The Department of Justice has distributed another $372 million to victims of Bernie Madoff’s Ponzi scheme through its Madoff Victim Fund, bringing the total amount distributed to date to more than $4 billion.
In March 2009, Madoff pled guilty to 11 federal felonies and admitted to running the world’s largest Ponzi scheme. He was sentenced to 150 years in prison and ordered to forfeit $170.8 billion. The Madoff Victim Fund, which was established by the DOJ, is funded through recoveries by the U.S. attorney’s office and is overseen by Richard Breeden, the former chairman of the Securities and Exchange Commission.
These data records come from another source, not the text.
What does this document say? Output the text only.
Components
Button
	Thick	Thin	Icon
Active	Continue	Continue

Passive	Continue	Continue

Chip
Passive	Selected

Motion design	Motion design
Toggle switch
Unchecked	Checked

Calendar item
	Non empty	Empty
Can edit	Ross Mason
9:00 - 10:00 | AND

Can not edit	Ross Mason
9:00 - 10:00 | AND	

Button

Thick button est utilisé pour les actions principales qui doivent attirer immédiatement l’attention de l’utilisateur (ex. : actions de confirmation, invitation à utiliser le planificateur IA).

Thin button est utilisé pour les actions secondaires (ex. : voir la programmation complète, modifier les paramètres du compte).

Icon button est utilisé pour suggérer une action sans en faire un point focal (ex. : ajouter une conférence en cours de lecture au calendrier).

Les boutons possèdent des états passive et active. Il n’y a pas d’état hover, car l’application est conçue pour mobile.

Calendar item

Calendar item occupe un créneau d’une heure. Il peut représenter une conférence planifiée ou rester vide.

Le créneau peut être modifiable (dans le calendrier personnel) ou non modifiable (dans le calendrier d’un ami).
According to a DOJ press release, this is the eighth payment made to victims through the fund and brings the total recovery from all sources of compensation to 88.35% of their losses. Another $5 billion in assets recovered by the U.S. attorney’s office is being separately paid to Madoff victims through the Bernard L. Madoff Investment Securities Customer Fund administered by the Securities Investor Protection Act trustee.
The Madoff Victim Fund’s website says the fund has now provided financial assistance to 40,454 victims of the massive fraud, and has made payments totaling more than $4.078 billion—nearly $30 million more than the fund’s total assets of $4.05 billion when it began making payouts in 2017. The fund attributes the increase in assets to the DOJ continuing to recover additional forfeited assets for payment to victims.
Approximately $2.2 billion of the total assets in the fund was collected from the estate of deceased Madoff investor Jeffry Picower, and another $1.7 billion was collected as part of a deferred prosecution agreement with JPMorgan Chase Bank for related Bank Secrecy Act violations. Additional funds were collected through criminal and civil forfeiture actions against Madoff and his co-conspirators, and certain of his investors.
“After paying out nearly $4.1 billion and exceeding an 88% recovery level, we are now intensely focused on finishing our work of helping Madoff’s victims through our final payments,” Breeden said in a statement. “We will continue to work as hard as possible to deliver the maximum recoveries to all victims.”